December 25th, 2023

It’s a typical Tuesday. The school bell rings and students pour out of classrooms. Some run to catch the impatiently waiting school buses. A good portion proceeds to the athletic departments, where they participate in a school sports team. Many others stay behind to hang out with their friends in the library or attend a club they have a genuine interest.

I stride towards the dreaded math wing.

I arrive outside the vacuous meeting room. I greet our advisor and enter. Sometimes, there’s a statistics teacher who signs off her computer, packs up her belongings, and walks out through the student-forbidden exit at the side of the room. Other times, it’s filled with a couple of members who ask me if they’re too early, if there’s a meeting today, what we’re going to do.

But many times, the room is empty. Cut out the noisy air conditioning and throw out the backpack beside the desk, it’s an eerily lonely room to be in when people out there are hanging out in the orchestra room or competing against another school in a dual meet.

At the same time, I respect the silence.

Within minutes, everyone who attends shows up.

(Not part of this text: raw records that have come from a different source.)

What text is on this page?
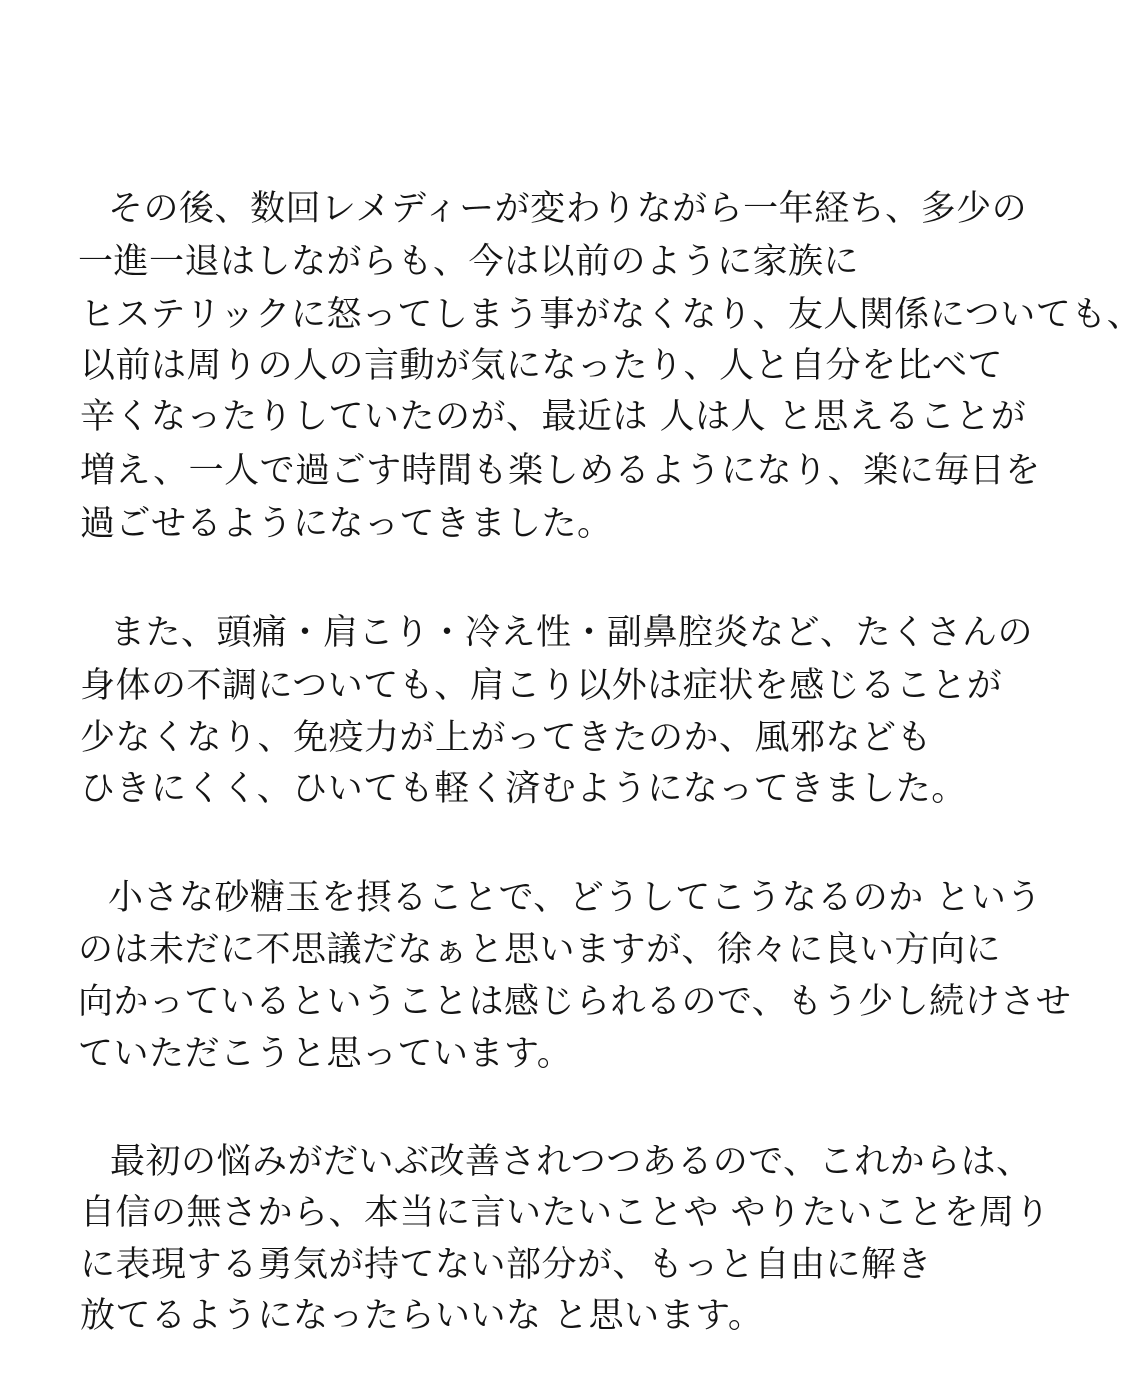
その後、数回レメディーが変わりながら一年経ち、多少の

一進一退はしながらも、今は以前のように家族に

ヒステリックに怒ってしまう事がなくなり、友人関係についても、

以前は周りの人の言動が気になったり、人と自分を比べて

辛くなったりしていたのが、最近は 人は人 と思えることが

増え、一人で過ごす時間も楽しめるようになり、楽に毎日を

過ごせるようになってきました。

また、頭痛・肩こり・冷え性・副鼻腔炎など、たくさんの

身体の不調についても、肩こり以外は症状を感じることが

少なくなり、免疫力が上がってきたのか、風邪なども

ひきにくく、ひいても軽く済むようになってきました。

小さな砂糖玉を摂ることで、どうしてこうなるのか という

のは未だに不思議だなぁと思いますが、徐々に良い方向に

向かっているということは感じられるので、もう少し続けさせ

ていただこうと思っています。

最初の悩みがだいぶ改善されつつあるので、これからは、

自信の無さから、本当に言いたいことや やりたいことを周り

に表現する勇気が持てない部分が、もっと自由に解き

放てるようになったらいいな と思います。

I greet them and hope the other officers show up on time. As abruptly as an object springing from rest in a trebuchet, the room is suddenly filled with life. Chattering. Noise. Yelling, even.

What once was a quiet, settled, controllable environment changes into a riot. All around the room, numbers, symbols, and ideas of all shapes, colors, and forms splatter onto the whiteboard. Dry-erase markers attack the board, making the incessant pitter-patter that marks ingenuity, creativity, error, and misconceptions. Logical conversations and clarifying interruptions often fill up the once-empty, devoid space.

At a round table in the corner, a group of freshmen plays video games on their phones or computers. Other kids think about a number-theoretical problem. Some upperclassmen discuss geometry.

In this room, everyone is engaged in some activity that stretches their mind in some form.

What in the world?

Welcome to South Math Club.


At precisely ten after 4, the chaos subsides. The room is quiet again. One or two of the officers remain to help clean up the room for tomorrow’s morning class.

After I finish wiping down the geometry diagrams, the algebra equations, and even complex numbers, I pack up and listen to the never-ending humming drone of the air conditioning above. I face the tables, around each surrounds four or five chairs. Everything looks tidy.

I turn off the lights and walk out of the room. I wave goodbye to the officers who leave.

And how many times have I stood there, in the middle of an empty math wing? Silently pray for my mathematical ability, which I doubt often. Take glimpses at each classroom, bounded by foldable walls that have never been, and never will be replaced by real walls. Very rarely do I stare at the rows and columns of trophies, shielded by a glass display. Who knows how long it has been since anyone has ever modified it, touched it, or even glanced at it?

Sometimes, I immerse myself fully in that environment. It’s just me and the math. No distractions, no competition scores, no officers, no members, nada.

The rows of desks, the chairs beneath the desks, the antique rug that won’t be replaced. The wooden tables in the main commons.

\int_{1973}^{\infty} w^2p \Huge

(will need to look again for that differential)

It’s a lonely place to be in. And it pains to think about other students: busy, moving, lively about their lives.

But I would come back. This is where I belong.